O cómico Coluche compreendeu perfeitamente a farsa da divisão do sistema político em democracia e ditadura. Devemos-lhe esta definição, proferida sob a forma de uma piada: "Ditadura é calar a boca e democracia é continuar a falar"... no passeio, sob cartazes, numa reunião. E se ultrapassarmos a linha vermelha do protesto, a repressão recordar-nos-á que, em democracia, a liberdade do povo termina onde começam os interesses da burguesia.


O meu amigo Robert Bibeau, autor do livro La démocratie aux États-Unis.
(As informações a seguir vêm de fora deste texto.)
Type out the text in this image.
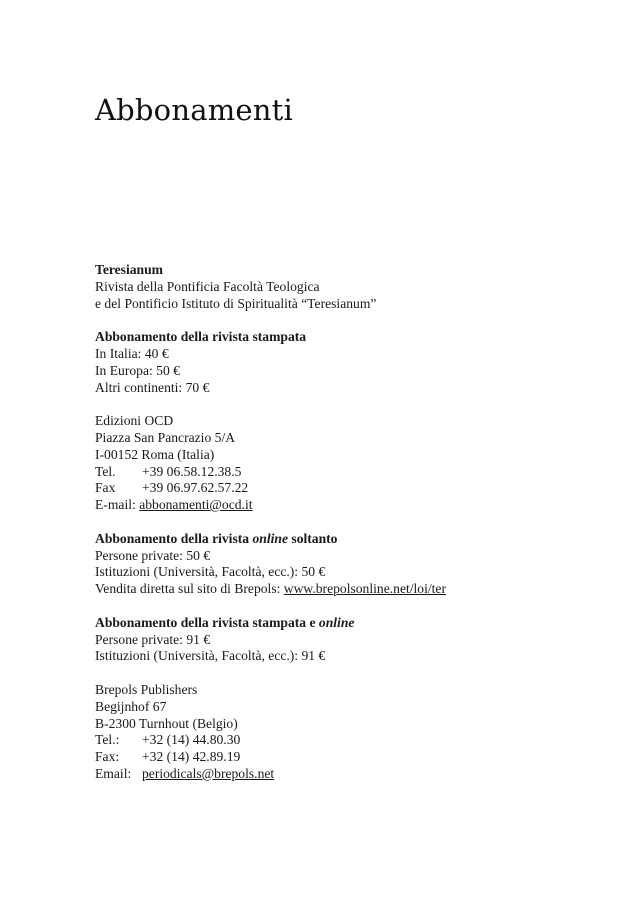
Abbonamenti
Teresianum
Rivista della Pontificia Facoltà Teologica
e del Pontificio Istituto di Spiritualità “Teresianum”
Abbonamento della rivista stampata
In Italia: 40 €
In Europa: 50 €
Altri continenti: 70 €
Edizioni OCD
Piazza San Pancrazio 5/A
I-00152 Roma (Italia)
Tel. +39 06.58.12.38.5
Fax +39 06.97.62.57.22
E-mail: abbonamenti@ocd.it
Abbonamento della rivista online soltanto
Persone private: 50 €
Istituzioni (Università, Facoltà, ecc.): 50 €
Vendita diretta sul sito di Brepols: www.brepolsonline.net/loi/ter
Abbonamento della rivista stampata e online
Persone private: 91 €
Istituzioni (Università, Facoltà, ecc.): 91 €
Brepols Publishers
Begijnhof 67
B-2300 Turnhout (Belgio)
Tel.: +32 (14) 44.80.30
Fax: +32 (14) 42.89.19
Email: periodicals@brepols.net
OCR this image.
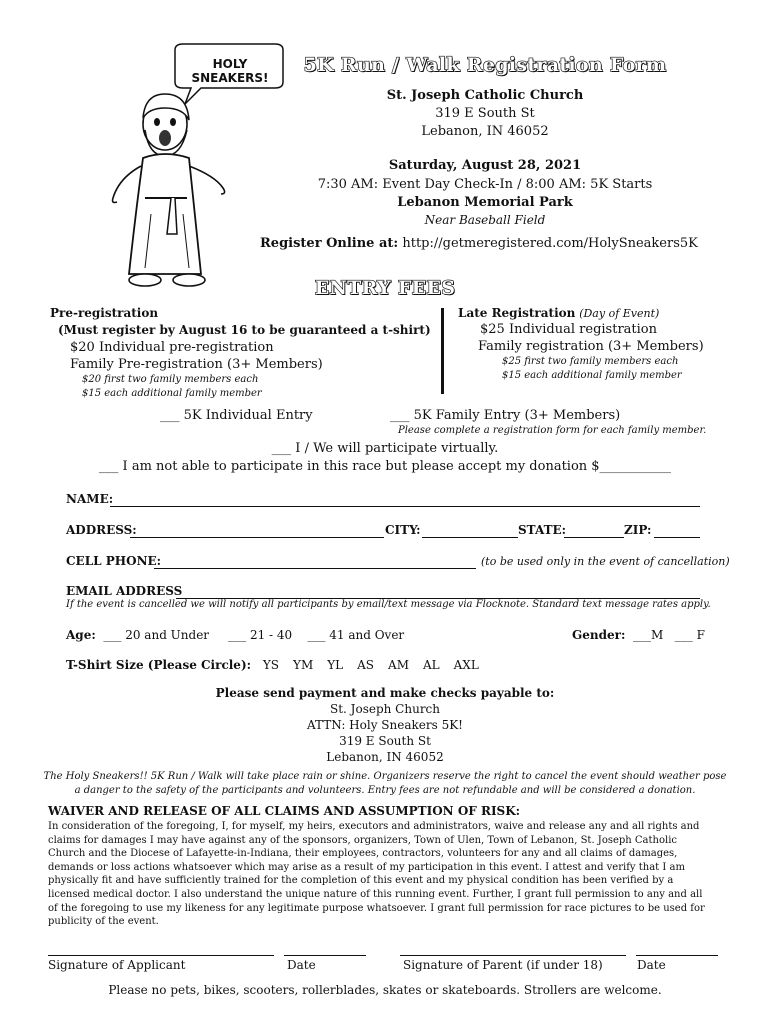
HOLY SNEAKERS!
5K Run / Walk Registration Form
St. Joseph Catholic Church
319 E South St
Lebanon, IN 46052
Saturday, August 28, 2021
7:30 AM: Event Day Check-In / 8:00 AM: 5K Starts
Lebanon Memorial Park
Near Baseball Field
Register Online at: http://getmeregistered.com/HolySneakers5K
ENTRY FEES
Pre-registration
(Must register by August 16 to be guaranteed a t-shirt)
$20 Individual pre-registration
Family Pre-registration (3+ Members)
$20 first two family members each
$15 each additional family member
Late Registration (Day of Event)
$25 Individual registration
Family registration (3+ Members)
$25 first two family members each
$15 each additional family member
___ 5K Individual Entry	___ 5K Family Entry (3+ Members)
Please complete a registration form for each family member.
___ I / We will participate virtually.
___ I am not able to participate in this race but please accept my donation $___________
NAME:
ADDRESS:	CITY:	STATE:	ZIP:
CELL PHONE:	(to be used only in the event of cancellation)
EMAIL ADDRESS
If the event is cancelled we will notify all participants by email/text message via Flocknote. Standard text message rates apply.
Age: ___ 20 and Under ___ 21 - 40 ___ 41 and Over	Gender: ___M ___ F
T-Shirt Size (Please Circle): YS YM YL AS AM AL AXL
Please send payment and make checks payable to:
St. Joseph Church
ATTN: Holy Sneakers 5K!
319 E South St
Lebanon, IN 46052
The Holy Sneakers!! 5K Run / Walk will take place rain or shine. Organizers reserve the right to cancel the event should weather pose
a danger to the safety of the participants and volunteers. Entry fees are not refundable and will be considered a donation.
WAIVER AND RELEASE OF ALL CLAIMS AND ASSUMPTION OF RISK:
In consideration of the foregoing, I, for myself, my heirs, executors and administrators, waive and release any and all rights and
claims for damages I may have against any of the sponsors, organizers, Town of Ulen, Town of Lebanon, St. Joseph Catholic
Church and the Diocese of Lafayette-in-Indiana, their employees, contractors, volunteers for any and all claims of damages,
demands or loss actions whatsoever which may arise as a result of my participation in this event. I attest and verify that I am
physically fit and have sufficiently trained for the completion of this event and my physical condition has been verified by a
licensed medical doctor. I also understand the unique nature of this running event. Further, I grant full permission to any and all
of the foregoing to use my likeness for any legitimate purpose whatsoever. I grant full permission for race pictures to be used for
publicity of the event.
Signature of Applicant	Date	Signature of Parent (if under 18)	Date
Please no pets, bikes, scooters, rollerblades, skates or skateboards. Strollers are welcome.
Les mascarades électorales, e director da revista digital Les 7 du Québec.com, deu uma boa definição da farsa da democracia.

Numa entrevista declarou: "A democracia representa o bom polícia que nos incita a sentarmo-nos à mesa da colaboração de classes para que o proletariado, a classe sem poder económico, político e ideológico, tendo apenas a sua força de trabalho para vender para sobreviver, se comprometa e coloque o seu destino nas mãos de políticos corruptos, todos iguais. Se algum deles quisesse defender a classe operária, nunca seria eleito ou seria fuzilado. A ditadura é o mau policia que reprimiria duramente se não jogássemos obedientemente o jogo da democracia eleitoral, um jogo em que um simples operário não tem chance de vencer a um gangue de ricos."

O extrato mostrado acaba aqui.